The round was seven wins, five losses. It's in the right direction. If I had played at this pace last round and this I'd have earned my D position. But as it is, I have 25 wins, 35 losses, and I'm put into D by virtue of my restriction. I'm dropped in as 185th in the 200-player division. It could be worse; there's someone with a mere 22 wins restricted into D. But to get into finals I'll need a really strong Friday.

bunny_hugger had bank 24, Youthtide, full of games she knew she did not like. Spider-Man, which she plays enough in Fremont to hate. King Kool, electromechanical, with double flippers on each side that open up to let you drain your ball when you try to hold it. Tommy, which she's never known how to play. Haunted House, the three-level early solid state game, which fascinated her as a child but is a pain to play. Still, she had seven wins, five losses, improving her standing further. With her 32-28 record she's put into the B Division, 148th of the 200 in that division. It's a great placement --- she's automatically going to beat three-fifths of everyone in Pinburgh no matter what she does Friday --- but it does mean she's facing tougher players.

MWS, meanwhile, on bank 36, Zygotactic and what is that word even?, has played Big Hurt, Zig Zag, City Slicker, and Buck Rogers. Buck Rogers he's at least played before. (Seriously, I did a web search on 'zygotactic' and several of the top hits are just this particular Pinburgh bank being mentioned.) Big Hurt (Frank Thomas's Big Hurt, properly) he's heard of because that is everyone's nominee for most punishing pinball game. It's one of the small genre of baseball-themed pinball games. But it was made by Gottleib in the 90s, so the rules are weird, the modes are all basically luck to complete, and the scoring random. I had been complaining about it, based on my experience with it last year, and bunny_hugger had looked up the rules to see if anone knew whether there were rules. So she was able to give him some briefing. He has a good round, going 8-4 and lifting him to 28-32. It's a good recovery. The finish would put him in the upper half of D Division, but he's restricted to C and above, so he goes into that 189th of those 200 people.

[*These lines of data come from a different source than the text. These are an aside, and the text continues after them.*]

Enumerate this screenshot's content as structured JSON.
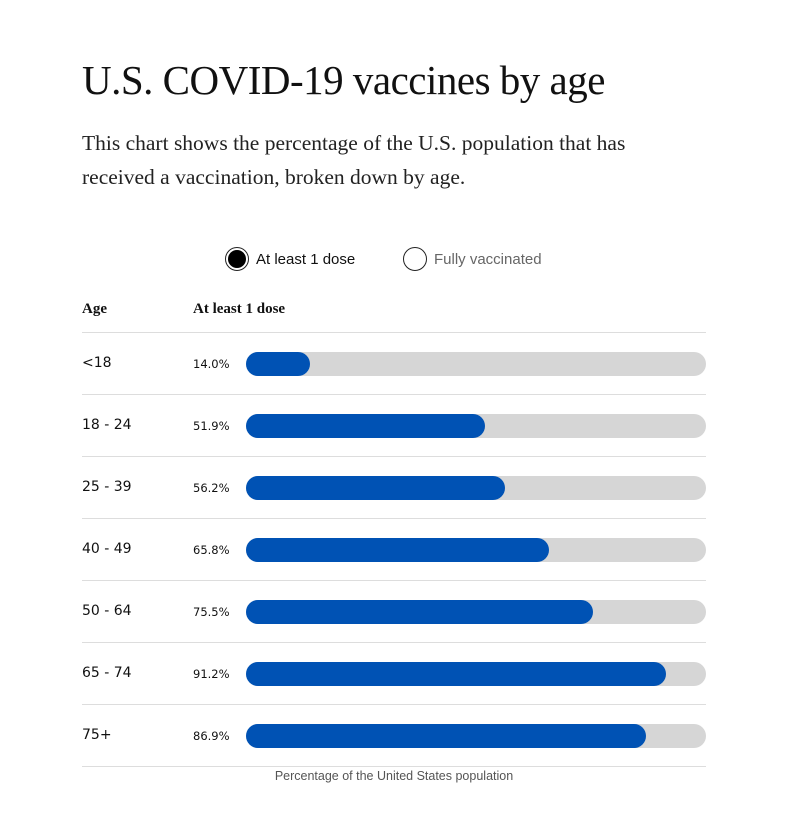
{
  "header": {
    "title": "U.S. COVID-19 vaccines by age",
    "subtitle": "This chart shows the percentage of the U.S. population that has received a vaccination, broken down by age."
  },
  "toggle": {
    "options": [
      {
        "label": "At least 1 dose",
        "selected": true
      },
      {
        "label": "Fully vaccinated",
        "selected": false
      }
    ]
  },
  "table": {
    "col_age": "Age",
    "col_series": "At least 1 dose"
  },
  "footer": {
    "caption": "Percentage of the United States population"
  },
  "colors": {
    "bar": "#0052b4",
    "track": "#d6d6d6",
    "rule": "#dddddd"
  },
  "chart_data": {
    "type": "bar",
    "orientation": "horizontal",
    "title": "U.S. COVID-19 vaccines by age",
    "xlabel": "Percentage of the United States population",
    "ylabel": "Age",
    "xlim": [
      0,
      100
    ],
    "categories": [
      "<18",
      "18 - 24",
      "25 - 39",
      "40 - 49",
      "50 - 64",
      "65 - 74",
      "75+"
    ],
    "series": [
      {
        "name": "At least 1 dose",
        "values": [
          14.0,
          51.9,
          56.2,
          65.8,
          75.5,
          91.2,
          86.9
        ],
        "labels": [
          "14.0%",
          "51.9%",
          "56.2%",
          "65.8%",
          "75.5%",
          "91.2%",
          "86.9%"
        ]
      }
    ]
  }
}
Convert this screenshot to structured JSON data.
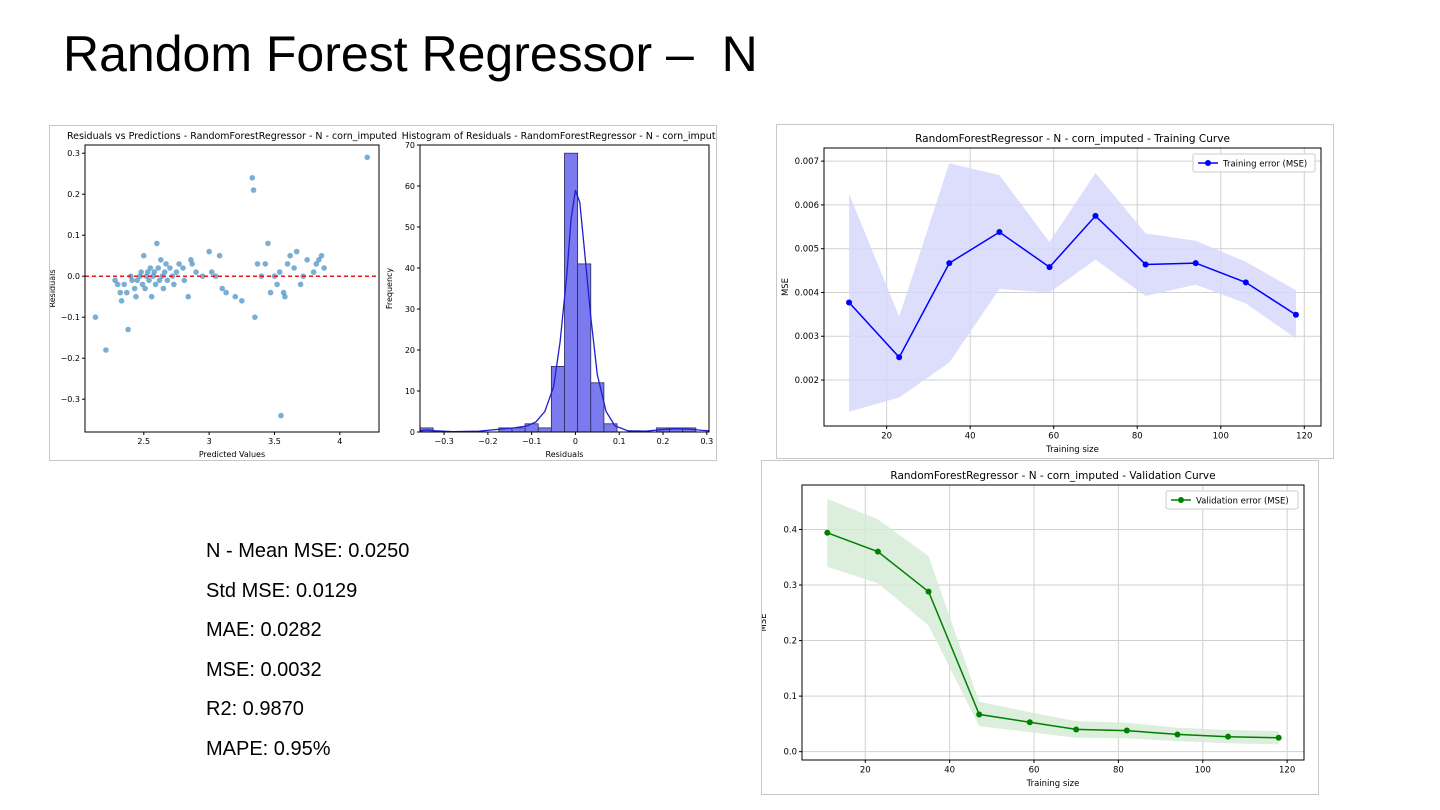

JTK faded in his fourth round, going 3-9, and then had an okay 5-7 in his fifth round. He finished at 30-30, putting him into the C Division at 114th, just about the dead center of Pinburgh. CVK had a disappointing 4-8 fourth round and a 7-5 fifth round, bringing her record to 21-39. She's dropped into the E Division, and seeded 156 of those 200 players. But she's got as good a chance as anyone: in the bottommost division only your Friday play counts for playoff competition.

There's a crowd going out to a late dinner. bunny_hugger and I, stuffed with tacos from lunch, don't feel up to it, despite the risk of missing fun. Going back to our hotel room, and sleeping, seems like a better prospect. By the time we get back to the room we have our division assignments and even know our first banks for the morning.

I'm to be on bank 39, named Procyon. I like this as an omen. We'll be playing Game Of Thrones, Miss-O, Big Guns, and Cheetah; Miss-O, the electromechanical, is the only one of that set that I don't know how to play. I'm still smarting from that 2-10 finish in round three. But I feel pretty good going in to the second day of Pinburgh.

Trivia: The Lackawanna railroad ran no Sunday trains until 1899. Wags said its formal name of the M&E --- Morris & Essex --- actually meant the Methodist and Episcopal. Source: New Jersey: America's Main Road, John T Cunningham.

Currently Reading: Greater Gotham: A History of New York City from 1898 to 1919, Mike Wallace.


PS: Here's more parade stuff.

SAM_5165.jpg

Finally! A picture of the lion where you can actually make it out.


SAM_5170.jpg

The dragon facing down the ball on a stick that I think maybe represents the sun?


SAM_5173.jpg

The middle of the Chinese dragon. I like that it has a view of a kid explaining this to another kid.